Er erklärte die „Grenzübergangsstelle (GÜSt) Friedrichstraße“ für Ausländer zum einzigen Übergang für Angehörige der drei westlichen Besatzungsmächte und Diplomaten. Die Amerikaner errichteten daher in ihrem Sektor den Checkpoint Charlie, wo sie alle Soldaten und Zivilbediensteten der Westalliierten vor der Fahrt in den Ostsektor registrierten.

Das Drama beginnt am 22. Oktober. Der stellvertretende US-Gesandte Allan Lightner und seine Frau wollen in die Staatsoper. Die Volkspolizei winkt ihren VW-Käfer mit der US-Nummer B-2000 aber nicht wie üblich durch, sondern will die Ausweise sehen. Da Lightner ablehnt, müssen sie umkehren.

General Lucius D. Clay, der Sonderbeauftragte Präsident Kennedys in Berlin und Vater der Luftbrücke während der sowjetischen Blockade der Westsektoren 1948/49, ist alarmiert. Er sorgt dafür, dass sofort ein Exempel statuiert wird. Mehrmals wird Lightner an diesem Abend von US-Soldaten in den Osten eskortiert, mit aufgepflanztem Bajonett begleiten sie seinen Wagen zu Fuß. In der Nähe des Checkpoint Charlie werden Panzer und Schützenpanzerwagen postiert.

An den folgenden Tagen eskalieren die Spannungen. Proteste bei den Sowjets gegen das „illegale“ Vorgehen der Vopos nutzen nichts. Die DDR-Regierung erklärt, alle Ausländer in Zivil hätten sich auszuweisen. Die Westmächte erinnern Moskau daran, dass nach den Viermächte-Regeln die Autonummer als Identifikationsmerkmal für alliiertes Personal genügt, in Zweifelsfällen dürften nur sowjetische Soldaten nach den Papieren fragen. Doch wie sich bei zahlreichen Testfahrten zeigt, lassen die Vopos lediglich Uniformierte unkontrolliert passieren.

Lesen Sie auf der nächsten Seite, was die Krise am Checkpoint Charlie für Folgen hatte.
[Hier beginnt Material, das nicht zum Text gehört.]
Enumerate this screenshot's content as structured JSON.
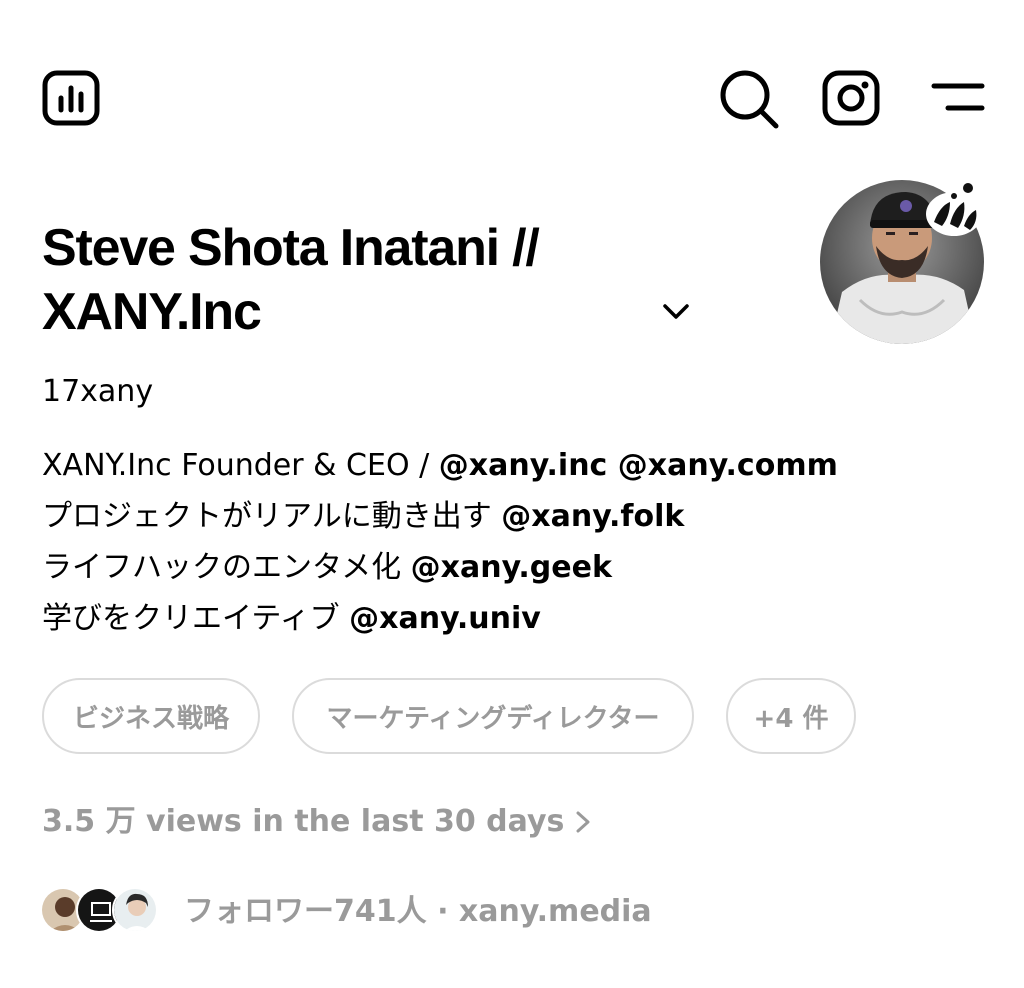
{
  "profile": {
    "name": "Steve Shota Inatani // XANY.Inc",
    "username": "17xany",
    "bio_lines": [
      {
        "text": "XANY.Inc Founder & CEO / ",
        "mention": "@xany.inc @xany.comm"
      },
      {
        "text": "プロジェクトがリアルに動き出す ",
        "mention": "@xany.folk"
      },
      {
        "text": "ライフハックのエンタメ化 ",
        "mention": "@xany.geek"
      },
      {
        "text": "学びをクリエイティブ ",
        "mention": "@xany.univ"
      }
    ],
    "tags": [
      "ビジネス戦略",
      "マーケティングディレクター",
      "+4 件"
    ],
    "views_text": "3.5 万 views in the last 30 days",
    "followers_text": "フォロワー741人 · xany.media"
  },
  "icons": {
    "insights": "insights-icon",
    "search": "search-icon",
    "instagram": "instagram-icon",
    "menu": "menu-icon",
    "chevron": "chevron-down-icon"
  },
  "colors": {
    "text": "#000000",
    "muted": "#9a9a9a",
    "border": "#dbdbdb"
  }
}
Clay steigert den Druck. Am 25. Oktober werden die Berliner US-Truppen in erhöhte Alarmbereitschaft versetzt. US-Panzer mit Planierschaufeln, die wirken, als solle die Mauer damit eingerissen werden, rollen zum Checkpoint Charlie, weitere stehen bis zum Mehringplatz bereit. US-Hubschrauber kreisen in der Luft, beiderseits der Sektorengrenze. Demonstrativ verstärken die Briten ihre Präsenz am Brandenburger Tor um einige Panzer und Panzerabwehrraketen. Sowjetische Offiziere, die das Arsenal inspizieren, werden von West-Berlinern mit Pfui-Rufen bedacht.
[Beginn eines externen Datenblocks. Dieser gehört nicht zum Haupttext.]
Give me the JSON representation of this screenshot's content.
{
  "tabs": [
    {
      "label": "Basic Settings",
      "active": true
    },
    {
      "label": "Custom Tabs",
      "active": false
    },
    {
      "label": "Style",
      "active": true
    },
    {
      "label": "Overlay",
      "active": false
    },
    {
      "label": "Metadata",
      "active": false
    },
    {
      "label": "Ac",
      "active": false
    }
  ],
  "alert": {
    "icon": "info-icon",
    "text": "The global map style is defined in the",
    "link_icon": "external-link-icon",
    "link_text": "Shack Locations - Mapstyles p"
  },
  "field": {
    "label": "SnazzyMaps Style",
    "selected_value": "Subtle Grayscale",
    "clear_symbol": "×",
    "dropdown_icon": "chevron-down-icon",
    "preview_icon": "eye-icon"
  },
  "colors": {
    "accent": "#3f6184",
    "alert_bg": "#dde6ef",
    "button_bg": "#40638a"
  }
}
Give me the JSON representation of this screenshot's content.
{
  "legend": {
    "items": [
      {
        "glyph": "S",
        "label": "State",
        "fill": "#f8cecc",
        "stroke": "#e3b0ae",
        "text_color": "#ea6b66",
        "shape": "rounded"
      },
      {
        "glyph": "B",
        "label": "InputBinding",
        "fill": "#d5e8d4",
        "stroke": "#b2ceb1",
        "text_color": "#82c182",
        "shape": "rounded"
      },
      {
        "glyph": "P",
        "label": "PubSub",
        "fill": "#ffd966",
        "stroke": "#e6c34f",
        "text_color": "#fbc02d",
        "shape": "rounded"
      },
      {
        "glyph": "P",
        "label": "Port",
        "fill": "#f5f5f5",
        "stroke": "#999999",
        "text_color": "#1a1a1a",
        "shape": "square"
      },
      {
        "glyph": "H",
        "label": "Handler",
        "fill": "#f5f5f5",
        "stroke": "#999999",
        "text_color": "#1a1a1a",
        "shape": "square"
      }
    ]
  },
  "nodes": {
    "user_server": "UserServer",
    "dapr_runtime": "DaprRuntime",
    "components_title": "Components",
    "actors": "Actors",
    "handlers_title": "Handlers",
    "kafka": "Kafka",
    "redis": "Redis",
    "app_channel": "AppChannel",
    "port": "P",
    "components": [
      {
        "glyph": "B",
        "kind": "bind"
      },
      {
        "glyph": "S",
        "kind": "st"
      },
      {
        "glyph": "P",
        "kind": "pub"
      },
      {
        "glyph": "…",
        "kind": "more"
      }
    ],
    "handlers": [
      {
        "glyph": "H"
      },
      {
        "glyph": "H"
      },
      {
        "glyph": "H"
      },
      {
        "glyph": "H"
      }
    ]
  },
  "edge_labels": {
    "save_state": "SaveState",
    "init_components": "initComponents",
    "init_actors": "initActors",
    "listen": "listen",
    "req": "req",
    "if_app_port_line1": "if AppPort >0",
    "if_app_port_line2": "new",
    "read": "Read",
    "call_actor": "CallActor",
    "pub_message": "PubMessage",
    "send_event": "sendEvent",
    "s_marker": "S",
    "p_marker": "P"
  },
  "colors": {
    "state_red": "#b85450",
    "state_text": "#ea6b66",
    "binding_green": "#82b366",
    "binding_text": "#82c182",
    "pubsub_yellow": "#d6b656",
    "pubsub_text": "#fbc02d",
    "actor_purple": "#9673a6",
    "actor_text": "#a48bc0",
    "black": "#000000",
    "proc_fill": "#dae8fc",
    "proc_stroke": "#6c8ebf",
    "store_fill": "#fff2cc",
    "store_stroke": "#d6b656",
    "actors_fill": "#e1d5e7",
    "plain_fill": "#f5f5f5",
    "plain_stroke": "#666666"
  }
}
Am 27. Oktober schicken die Sowjets ebenfalls Panzer zum Übergang Friedrichstraße. In 200 Meter Entfernung stehen sich je zehn Panzer der Atommächte kampfbereit gegenüber, zeitweilig mit laufenden Motoren, die Kanonen aufeinander gerichtet. 16 Stunden harren sie aus, ein gespenstisches Bild.

Hinter den Absperrungen diskutieren besorgte Berliner beiderseits der Mauer. Sie fühlen sich wie auf einem Pulverfass. Nicht auszudenken, was passiert, wenn einer die Nerven verliert. Natürlich bleibt es bei der martialischen Drohkulisse, kein Schuss fällt, keiner riskiert einen Krieg.

Durch die erstarrten Fronten der Friedrichstraße flitzt der mittlerweile zweite Ost-Berliner. Er reißt die Arme hoch und schreit: „Ich bin frei, ich bin frei!“

Clay erklärt sichtlich zufrieden, das Auftauchen sowjetischer Panzer habe die Illusion der Ost-Behörden zerstört, aus eigener Machtvollkommenheit die Alliierten kontrollieren zu können. Washington konstatiert „ein verspätetes Eingeständnis“ der sowjetischen Verantwortung für Ost-Berlin. Nach den wechselseitigen Protesten wird die Lage auf höchster diplomatischer Ebene entschärft. Am 28. Oktober gegen 10.30 Uhr setzen die sowjetischen Panzer etwa zehn Meter zurück – die amerikanischen folgen dem Beispiel. Stück für Stück entfernen sie sich voneinander. Als sie am Nachmittag fort sind, atmet alles erleichtert auf.

Die Folgen der Panzer-Konfrontation: Fortan müssen sich zwar Zivilbedienstete der Westmächte mit Identitätskarten ihrer Missionen ausweisen, aber an der Präsenz der Westallierten wird nicht mehr gerüttelt. Chruschtschow will kein unkalkulierbares Risiko eingehen. Zum Ärger Ulbrichts lässt er ja auch den Plan einer „Freien Stadt“ West-Berlin fallen. Die amerikanische Historikerin Hope M. Harrison („Ulbrichts Mauer“, Propyläen-Verlag) meint, die Krise am Checkpoint Charlie habe dazu beigetragen, dass Moskau den Hebel in Berlin eben nicht aus der Hand gegeben hat.